Unfortunately, even if we take the scythe to every gratuitous component of discretionary spending, we will never balance the budget unless we enact entitlement reform.  Discretionary spending will only account for $1.3-$1.4 trillion of the estimated $3.7 trillion in total FY 2011 outlays.  In other words, the budget deficit is roughly as large as the sum total of all discretionary spending including defense, homeland security, and veterans expenses.  We simply must deal with the $2.3 trillion in annual entitlement spending if we are going to achieve any budget solvency.

Although many Republicans blithely shy away from entitlement reform, now is the time to push for privatization of Social Security and Medicare and the complete overhaul of Medicaid.  We need to stop the left and the media from framing it as “cuts in SS and Medicare”.  That disingenuous portrayal of entitlement reform  implies that seniors will be denied a percentage of their benefits even while contributing the same amount.  Instead, we need to advocate the empowerment of the individual through private ownership of their own destiny.  We must certainly honor all of the obligations to those who paid into the system.  But there must be a way out of this government control of retirement for younger workers.  When an American worker keeps, controls, and invests 100% of his retirement money at his own discretion, it is not a cut in benefits.  It is a restoration of private property to its rightful owner.

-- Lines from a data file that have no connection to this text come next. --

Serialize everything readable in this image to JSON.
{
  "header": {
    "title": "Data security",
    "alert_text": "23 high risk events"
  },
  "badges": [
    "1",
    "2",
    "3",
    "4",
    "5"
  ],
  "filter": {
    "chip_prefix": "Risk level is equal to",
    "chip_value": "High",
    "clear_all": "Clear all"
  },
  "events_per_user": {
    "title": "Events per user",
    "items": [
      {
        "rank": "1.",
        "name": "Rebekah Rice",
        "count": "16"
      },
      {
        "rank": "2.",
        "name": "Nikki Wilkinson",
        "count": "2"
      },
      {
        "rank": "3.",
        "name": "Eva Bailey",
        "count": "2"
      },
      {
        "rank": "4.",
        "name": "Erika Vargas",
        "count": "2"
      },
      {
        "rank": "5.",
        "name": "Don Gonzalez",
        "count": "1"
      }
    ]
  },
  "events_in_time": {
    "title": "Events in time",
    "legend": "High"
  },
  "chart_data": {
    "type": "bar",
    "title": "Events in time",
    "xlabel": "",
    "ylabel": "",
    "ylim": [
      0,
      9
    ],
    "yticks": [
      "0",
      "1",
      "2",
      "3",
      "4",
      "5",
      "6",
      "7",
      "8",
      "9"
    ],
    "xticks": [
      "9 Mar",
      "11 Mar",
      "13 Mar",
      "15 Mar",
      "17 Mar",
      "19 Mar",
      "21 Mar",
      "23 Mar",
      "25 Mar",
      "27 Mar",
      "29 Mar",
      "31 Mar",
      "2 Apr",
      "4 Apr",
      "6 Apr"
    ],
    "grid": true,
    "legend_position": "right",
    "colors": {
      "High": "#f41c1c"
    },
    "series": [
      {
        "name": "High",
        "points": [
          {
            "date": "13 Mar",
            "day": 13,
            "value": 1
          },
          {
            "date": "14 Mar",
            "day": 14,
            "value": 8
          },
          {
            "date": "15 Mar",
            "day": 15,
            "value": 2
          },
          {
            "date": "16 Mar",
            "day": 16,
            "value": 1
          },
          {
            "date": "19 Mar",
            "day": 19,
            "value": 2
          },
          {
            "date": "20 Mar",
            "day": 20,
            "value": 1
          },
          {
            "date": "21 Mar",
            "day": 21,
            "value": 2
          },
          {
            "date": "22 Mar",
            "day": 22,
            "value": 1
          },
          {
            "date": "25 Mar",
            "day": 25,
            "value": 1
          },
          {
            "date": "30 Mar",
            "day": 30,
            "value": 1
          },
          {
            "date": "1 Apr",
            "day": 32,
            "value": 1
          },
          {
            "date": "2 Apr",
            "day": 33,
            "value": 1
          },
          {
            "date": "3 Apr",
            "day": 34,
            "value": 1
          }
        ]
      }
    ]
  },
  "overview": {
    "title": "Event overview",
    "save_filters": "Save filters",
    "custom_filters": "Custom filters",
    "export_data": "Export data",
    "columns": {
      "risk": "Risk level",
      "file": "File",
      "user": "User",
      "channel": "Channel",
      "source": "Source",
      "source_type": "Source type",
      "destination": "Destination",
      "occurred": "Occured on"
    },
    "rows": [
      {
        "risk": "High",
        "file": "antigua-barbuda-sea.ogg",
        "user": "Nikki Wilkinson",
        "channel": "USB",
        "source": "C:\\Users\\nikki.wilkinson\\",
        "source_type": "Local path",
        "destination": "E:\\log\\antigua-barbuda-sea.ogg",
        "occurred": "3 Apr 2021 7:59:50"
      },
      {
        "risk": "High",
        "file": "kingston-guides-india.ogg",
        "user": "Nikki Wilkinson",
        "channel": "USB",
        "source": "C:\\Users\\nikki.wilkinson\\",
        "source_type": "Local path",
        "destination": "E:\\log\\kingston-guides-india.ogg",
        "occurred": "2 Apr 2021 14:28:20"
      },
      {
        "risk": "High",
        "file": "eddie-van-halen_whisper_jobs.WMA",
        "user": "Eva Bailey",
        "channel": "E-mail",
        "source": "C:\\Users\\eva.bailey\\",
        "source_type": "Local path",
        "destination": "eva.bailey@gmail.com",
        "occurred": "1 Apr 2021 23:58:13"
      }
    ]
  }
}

There is no better time to enact entitlement reform than now.  Here are the latest polling numbers from Rasmussen on all of the major policy issues:

Surveys of 1,000 Likely Voters
January 11-14, 2010

Issue Democrats Republicans
Economy 39% 48%
Health Care 38% 52%
Education 38% 40%
Iraq 37% 45%
Immigration 37% 48%
Social Security 36% 46%
Afghanistan 36% 44%
Government Ethics 35% 43%
National Security 35% 50%
Taxes 33% 52%

I don’t recall a time when Republicans were leading Democrats on issues such as Social Security, Health Care, and Education.  If we are not willing to tackle entitlement spending (which cuts to the core of our constitutional belief in private ownership), then we will never balance the budget.  If we fail to do it now, we will never have the intransigence to implement such reforms in the future.  Godspeed, House conservatives!